In light of favorable car industry demand in foreign markets and the volume of orders, the ministry for national economy is expecting further expansion in the sector for the remainder of the year.
The workday adjusted indicator showed growth of 1.8 percent year-on-year. The difference between adjusted and unadjusted data stems from the fact that 2016 is a leap year with an extra workday in February.
Growth was registered in ten out of the thirteen manufacturing sub-sectors. Among larger sub-sectors, output at motor vehicle manufacturers -- which generate some one-third of total manufacturing output volume – increased by 4.8 percent year-on-year. Out of two sub-sectors of large weight, volume growth at the manufacturing of road vehicles was modest, but the manufacturing of road vehicle components posted growth of 9.9 percent. Output at the manufacturing of rubber products grew by 12.1 percent. The two sub sectors added 2.5 percentage points to the entire sector’s output growth. The second largest sub sector, the manufacturing of electronic products, registered output increase of 19.6 percent, but manufacturers of electric equipment and metal products also saw significant output growth.
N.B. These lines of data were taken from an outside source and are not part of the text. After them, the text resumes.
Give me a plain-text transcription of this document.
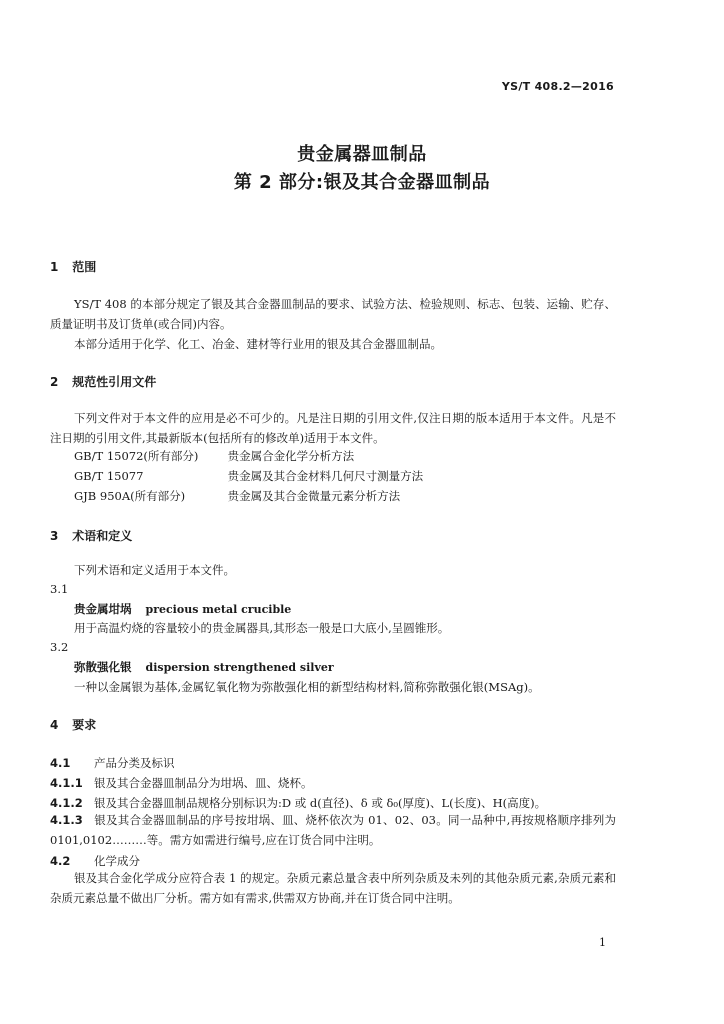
YS/T 408.2—2016
贵金属器皿制品
第 2 部分:银及其合金器皿制品
1 范围
YS/T 408 的本部分规定了银及其合金器皿制品的要求、试验方法、检验规则、标志、包装、运输、贮存、质量证明书及订货单(或合同)内容。
本部分适用于化学、化工、冶金、建材等行业用的银及其合金器皿制品。
2 规范性引用文件
下列文件对于本文件的应用是必不可少的。凡是注日期的引用文件,仅注日期的版本适用于本文件。凡是不注日期的引用文件,其最新版本(包括所有的修改单)适用于本文件。
GB/T 15072(所有部分)	贵金属合金化学分析方法
GB/T 15077	贵金属及其合金材料几何尺寸测量方法
GJB 950A(所有部分)	贵金属及其合金微量元素分析方法
3 术语和定义
下列术语和定义适用于本文件。
3.1
贵金属坩埚 precious metal crucible
用于高温灼烧的容量较小的贵金属器具,其形态一般是口大底小,呈圆锥形。
3.2
弥散强化银 dispersion strengthened silver
一种以金属银为基体,金属钇氧化物为弥散强化相的新型结构材料,简称弥散强化银(MSAg)。
4 要求
4.1 产品分类及标识
4.1.1 银及其合金器皿制品分为坩埚、皿、烧杯。
4.1.2 银及其合金器皿制品规格分别标识为:D 或 d(直径)、δ 或 δ₀(厚度)、L(长度)、H(高度)。
4.1.3 银及其合金器皿制品的序号按坩埚、皿、烧杯依次为 01、02、03。同一品种中,再按规格顺序排列为 0101,0102………等。需方如需进行编号,应在订货合同中注明。
4.2 化学成分
银及其合金化学成分应符合表 1 的规定。杂质元素总量含表中所列杂质及未列的其他杂质元素,杂质元素和杂质元素总量不做出厂分析。需方如有需求,供需双方协商,并在订货合同中注明。
1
The volume of industrial exports rose by 8.5 percent in comparison to February 2015. The export volume of motor vehicle manufacturers, one of the two sub-sectors that together generate more than half of total manufacturing industry export volume, was up by 6.1 percent. Output at another major sub-sector -- the manufacturing of computers, electric and optical products -- which generates more than one-seventh of total manufacturing export volume, soared by 21 percent. As business climate and confidence indicators were upbeat in March, there is ample reason for optimism going forward.